The team competes in the FIRST Lego League Challenge, sending two year 8 and 9 teams every year, having gone to the finals numerous times, as well as a year 12 team annually to the Student Robotics competition where they have reached the quarter-finals multiple times.

=== KEGS Languages Society ===
The KEGS Languages Society (LangSoc) is a group where both concepts in linguistics and the structure of specific languages are discussed, mostly in short presentations.

Langsoc also provides training for the United Kingdom Linguistics Olympiad (UKLO). A student won a gold medal in the International Linguistics Olympiad (IOL) in 2022.
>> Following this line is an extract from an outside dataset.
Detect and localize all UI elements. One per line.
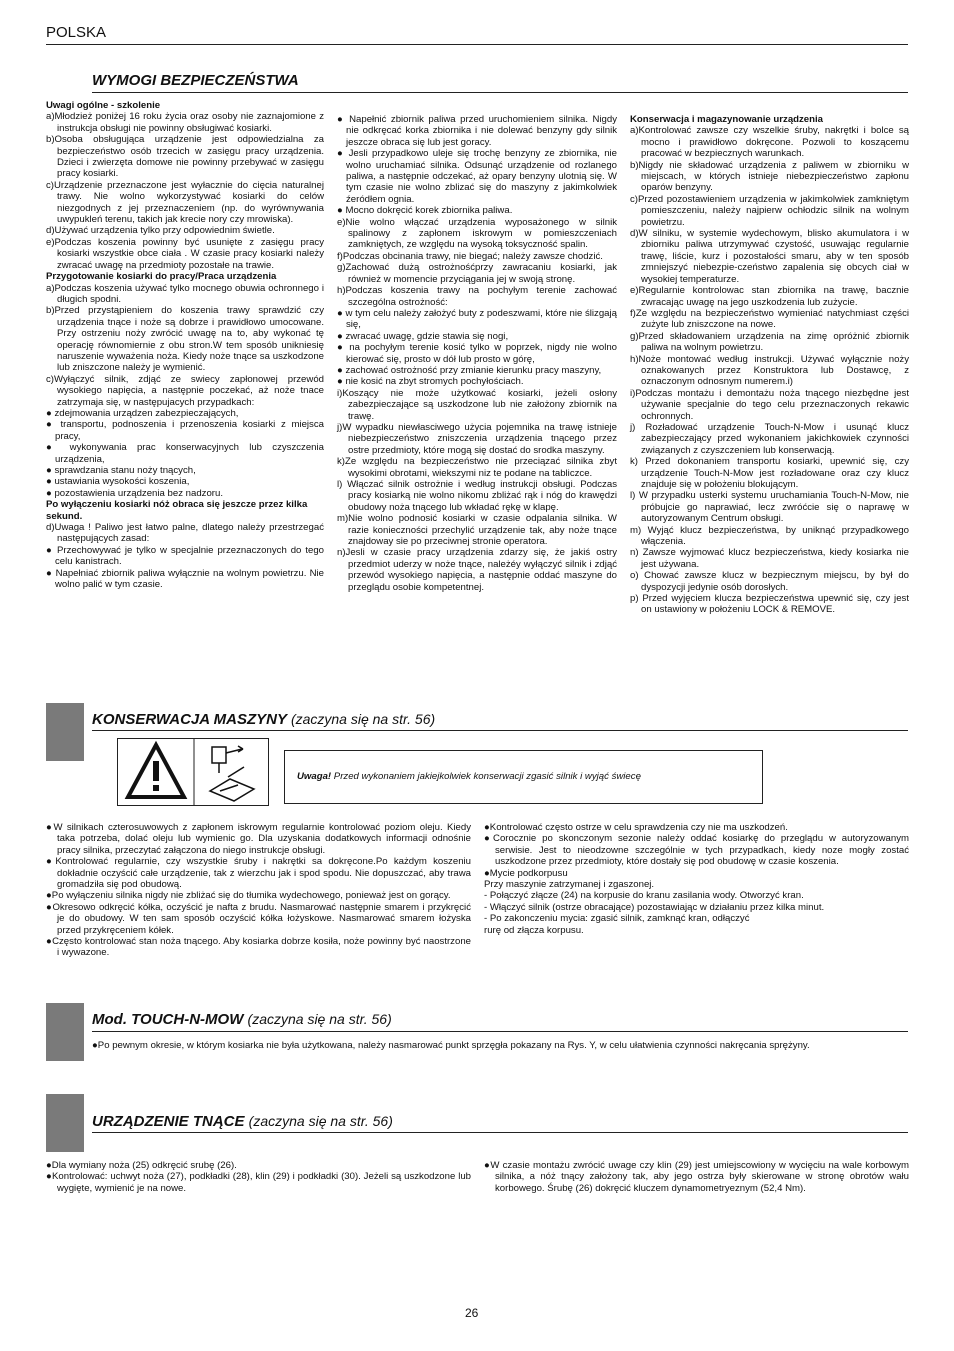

=== KEGS Medicine Society ===
The KEGS Medicine Society (MedSoc) is a society where topical medical issues are discussed.

==Notable former pupils==

=== Of the Chelmsford Chantry School (before the Royal Charter of 1551) ===
- John Dee, mathematician, astronomer, astrologer, geographer, occultist, and consultant to Queen Elizabeth I; responsible for the English translation of Euclid's work.

=== Pre-1900 ===
- John Hilton (surgeon), professor of human anatomy and surgery at the Royal College of Surgeons, president of the Hunterian Society
- Philemon Holland, classical scholar
- Joseph Strutt, author of "Sports and Pastimes of the People of England"
- Nicholas Conyngham Tindal, Lord Chief Justice of The Court of Common Pleas

=== 1900–1960 ===
- Claude Colleer Abbott, poet and academic
- H. H. Abbott, poet and headmaster
- John Baker, Downing Professor of the Laws of England at the University of Cambridge and leading legal historian
- J. A. Baker, author of The Peregrine and The Hill of Summer
- Norman Fowler, former Lord Speaker; Conservative politician; former Cabinet minister
- Peter Joslin, Chief Constable of Warwickshire Police (1983–1998)
- Ron Loveday, Labor minister in South Australia
- Tony Oliver (referee), English Football League referee
- Brian Parkyn, Labour MP for Bedford from 1966 to 1970
- Peter Seabrook, gardener and broadcaster
- John G. Taylor, professor of Mathematics at King's College London from 1971 to 1996, and President of the European Neural Network Society from 1993 to 1994
- John Urquhart, cricketer
- Paul White, Baron Hanningfield, politician and member of the House of Lords
- Denis Wick, trombonist
- Clive Young, former Bishop of Dunwich

===Post-1960===
- Nick Alston, Essex's first Police and Crime Commissioner
- Nick Bourne, Conservative politician
- Lewis Brindley, co-founder of the Yogscast
- Neil Cole, comedian, television presenter and radio broadcaster
- Mervyn Day, former FA Cup winning professional footballer and former assistant manager of West Ham United Football Club
- Alex Dowsett, British cyclist
- Guthrie Govan, guitarist and guitar teacher, named "Guitarist of the Year" by Guitarist magazine in 1993
- Jason Hazeley, comedy writer
- Simon Heffer, British journalist and writer for The Daily Telegraph and The Daily Mail
- Thomas Jenkinson, electronic and jazz musician, also known as Squarepusher
- Jon Lewis, former Essex and Durham cricketer
- Anthony Marwood, concert violinist
- James Maynard, Mathematician and Fields Medal winner
- Tim Mead, countertenor
- Anthony Milton, Commandant General Royal Marines and Commander UK Amphibious Forces from 2002 to 2004
- Joel Morris, comedy writer
- Grayson Perry, 2003 Turner Prize winner
- Mike Smith, touring car driver and television presenter
- Joe Thomas, actor, writer and comedian
- John Tipler, international motoring journalist
- Oliver Bearman, British Motorsport Racer for Haas F1 Team in Formula 1
- Brin Pirathapan, Winner of BBC MasterChef 2024

===Fictional===
- John Watson, character in the 2010 BBC series of Sherlock. John Watson's CV is visible in episode two, where KEGS is cited under Education Qualifications (with 6 A*).